You are math and music, mundane, maudlin and magical. This world reflects you outward.
Ignore the stiff joints, tired eyes, and the five, no twelve extra pounds you’ve put on since jettisoning your 30s, no 20s. But an accumulation of moments in a finite existence.
You should probably demand more.
Russians are actively — and very rationally — pursuing the resurrection of the woolly mammoth and the biome that enabled it.
Pleistocene Park is named for the geological epoch that ended only 12,000 years ago, having begun 2.6 million years earlier. Though colloquially known as the Ice Age, the Pleistocene could easily be called the Grass Age. Even during its deepest chills, when thick, blue-veined glaciers were bearing down on the Mediterranean, huge swaths of the planet were coated in grasslands.
Why do this?
Because it’s awesome, obviously, and also god-like, and we humans, created in God’s image, always have, likely always will actively seek to mimic — to the best of our abilities and the best of the cumulative powers of our creation’s abilities — the very work of God. Also, not ironically, to stave of humanity’s reckless negative impact on the environment.
You carry a supercomputer in your hand. Likely, the very best: iPhone, that glistening, tactile embodiment of computing, ingenuity and the inexorable spread of technology. But if you want both this amazing device and also want the very best intelligent agent, from Google, say, or Amazon’s Alexa, well, you can’t. Not for any price. Apple claims to offer you the very best smartphone but if you want to access Alexa on your iPhone, that you purchased with your money, from your own iPhone’s home button, you can’t. It’s not possible.
We’ll have living woolly mammoths before this happens.
We humans demand too little from this world.
Apple wants the profit margins which come from controlling every gateway it can, even the home button. Touch your iPhone with your finger or herald your iPhone with your voice and you can’t have the very best computing intelligence respond, thought it is otherwise freely available to everyone else.
What an odd time to be alive.
Woolly mammoths, a green Siberia, iPhones — and limited choice.
Doesn’t seem right.
Commerce and competition have long lit the flames of human creativity but there are now so many miracles and wonders availing themselves to us that it seems we may have no choice but to disrupt these aging drivers of human collaboration. They are no longer offering us the best we can have.
No! This is not a suggestion that we go backwards, that we limit ourselves to the always-failed centralized planning mode, a form of cleverness and cliqueness and collusion that always leads to disaster. Nonetheless, we seem to be bumping up against the limits of the model that has served us all so well for so long.
Meaning: an iPhone, but without Alexa.
A literal zoo with roaming Ice Age animals, while still another Chinese city chokes its citizens in smog.

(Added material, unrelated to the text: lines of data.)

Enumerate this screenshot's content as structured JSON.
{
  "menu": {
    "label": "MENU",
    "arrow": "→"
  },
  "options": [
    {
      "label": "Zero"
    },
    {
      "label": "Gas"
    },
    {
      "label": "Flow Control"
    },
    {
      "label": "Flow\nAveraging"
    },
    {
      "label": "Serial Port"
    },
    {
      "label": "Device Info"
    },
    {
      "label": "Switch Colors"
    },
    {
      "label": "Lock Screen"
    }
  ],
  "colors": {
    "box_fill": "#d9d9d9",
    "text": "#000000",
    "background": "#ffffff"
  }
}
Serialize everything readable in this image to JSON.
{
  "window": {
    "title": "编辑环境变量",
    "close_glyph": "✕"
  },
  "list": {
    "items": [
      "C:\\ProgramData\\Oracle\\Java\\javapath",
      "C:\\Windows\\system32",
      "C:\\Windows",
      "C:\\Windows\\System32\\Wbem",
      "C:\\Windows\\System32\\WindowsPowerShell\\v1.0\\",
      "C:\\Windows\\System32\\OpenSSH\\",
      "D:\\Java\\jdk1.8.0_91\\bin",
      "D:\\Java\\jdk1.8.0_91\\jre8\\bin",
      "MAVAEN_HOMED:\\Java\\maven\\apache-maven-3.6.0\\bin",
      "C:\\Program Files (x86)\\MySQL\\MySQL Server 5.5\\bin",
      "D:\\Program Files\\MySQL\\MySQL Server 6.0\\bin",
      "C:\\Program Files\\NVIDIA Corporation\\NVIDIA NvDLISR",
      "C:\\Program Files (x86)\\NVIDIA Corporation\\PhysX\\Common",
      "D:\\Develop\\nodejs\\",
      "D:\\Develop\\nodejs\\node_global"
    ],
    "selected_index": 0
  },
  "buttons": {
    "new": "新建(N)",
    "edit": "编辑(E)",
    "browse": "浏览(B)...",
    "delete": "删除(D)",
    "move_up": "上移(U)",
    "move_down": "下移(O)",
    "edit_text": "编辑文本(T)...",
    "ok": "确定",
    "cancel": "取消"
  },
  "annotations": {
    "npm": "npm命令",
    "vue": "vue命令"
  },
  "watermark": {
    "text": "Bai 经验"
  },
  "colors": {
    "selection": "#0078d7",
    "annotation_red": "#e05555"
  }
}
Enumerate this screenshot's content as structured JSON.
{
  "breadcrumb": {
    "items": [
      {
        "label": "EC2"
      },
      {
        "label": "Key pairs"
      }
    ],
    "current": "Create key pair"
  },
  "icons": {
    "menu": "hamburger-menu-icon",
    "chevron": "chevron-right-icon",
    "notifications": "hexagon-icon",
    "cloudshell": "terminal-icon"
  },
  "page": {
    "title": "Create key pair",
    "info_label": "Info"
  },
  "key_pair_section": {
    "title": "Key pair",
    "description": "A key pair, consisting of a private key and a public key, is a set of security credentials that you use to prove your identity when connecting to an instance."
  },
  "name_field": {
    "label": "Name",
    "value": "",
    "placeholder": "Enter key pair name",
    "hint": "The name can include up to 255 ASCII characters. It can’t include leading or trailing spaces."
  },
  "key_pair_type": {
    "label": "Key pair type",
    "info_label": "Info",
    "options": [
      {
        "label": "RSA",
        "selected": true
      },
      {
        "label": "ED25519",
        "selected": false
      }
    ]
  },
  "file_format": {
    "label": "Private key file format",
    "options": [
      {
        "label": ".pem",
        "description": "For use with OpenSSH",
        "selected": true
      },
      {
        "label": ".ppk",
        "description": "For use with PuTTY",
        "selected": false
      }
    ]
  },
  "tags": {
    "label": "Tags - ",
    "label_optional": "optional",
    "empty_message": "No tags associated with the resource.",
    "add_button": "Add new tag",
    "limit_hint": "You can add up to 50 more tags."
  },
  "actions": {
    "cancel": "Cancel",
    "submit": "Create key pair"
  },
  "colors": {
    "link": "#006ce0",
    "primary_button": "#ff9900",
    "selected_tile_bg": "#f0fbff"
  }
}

Maybe we’re close to crossing the other side? Close to resurrecting the dead — at least the cool, animal dead — and ending climate change and using clean energy from the bounty of the solar system and having the very best personal supercomputers with the very best personal computing services and the very best content without an endless series of pop-ups, solicitations and ads for consumer goods you already purchased last week. I want to believe. The evidence tells me that belief is at least justifiable. Look! Humans are developing once unimaginable powers, god-like powers, like the ability to alter the exterior world using only our thoughts.
Dennis Degray is a 64-year-old quadriplegic who is writing a sentence on the computer screen in front of him using only his brain.
Even though Degray can no longer physically move his arms, the neurons in that part of his brain, and in the brains of many other paralyzed individuals, remain active. The sensors in his brain listen in to those neurons, which emit different electrical signals depending on the direction Degray thinks about moving his hand.
You can’t even begin to fully understand the 1,000-year potential of such developments.
No, of course I don’t.
But we can imagine. Controlling the exterior reality with our mind, literally. Our thoughts sending waves to computers, to machines, robots, connected humans and animals, possibly other living things, which then react to our thoughts. My God. How far away might this travel? How forward into time?
At least since the Big Bang the universe has had one constant law: something comes from nothing. Always!
We are building, creating, imagining, leveraging our thoughts, both alone and together. Think, and the world changes. Speak, and the world changes.
But ask for Alexa, not Siri, on your iPhone — impossible.
This blog, Verge, claims America is arresting people for tweeting a flashing image. People allegedly tweeted a flashing image to a man who claims such images allegedly induce seizures in him. Imagine our brain-based, world-shifting thought pranks fifty years on!
Will Apple Inc, if there’s an Apple Inc, let us, it’s paying customers, access the very best services on our “iPhone” if we so choose? By 2067? Or will they attempt to keep us locked inside their profitable world using even more innovative and terrifying ways?
Everything’s leaving us. That includes corporate control upon our life. We should still hurry it along.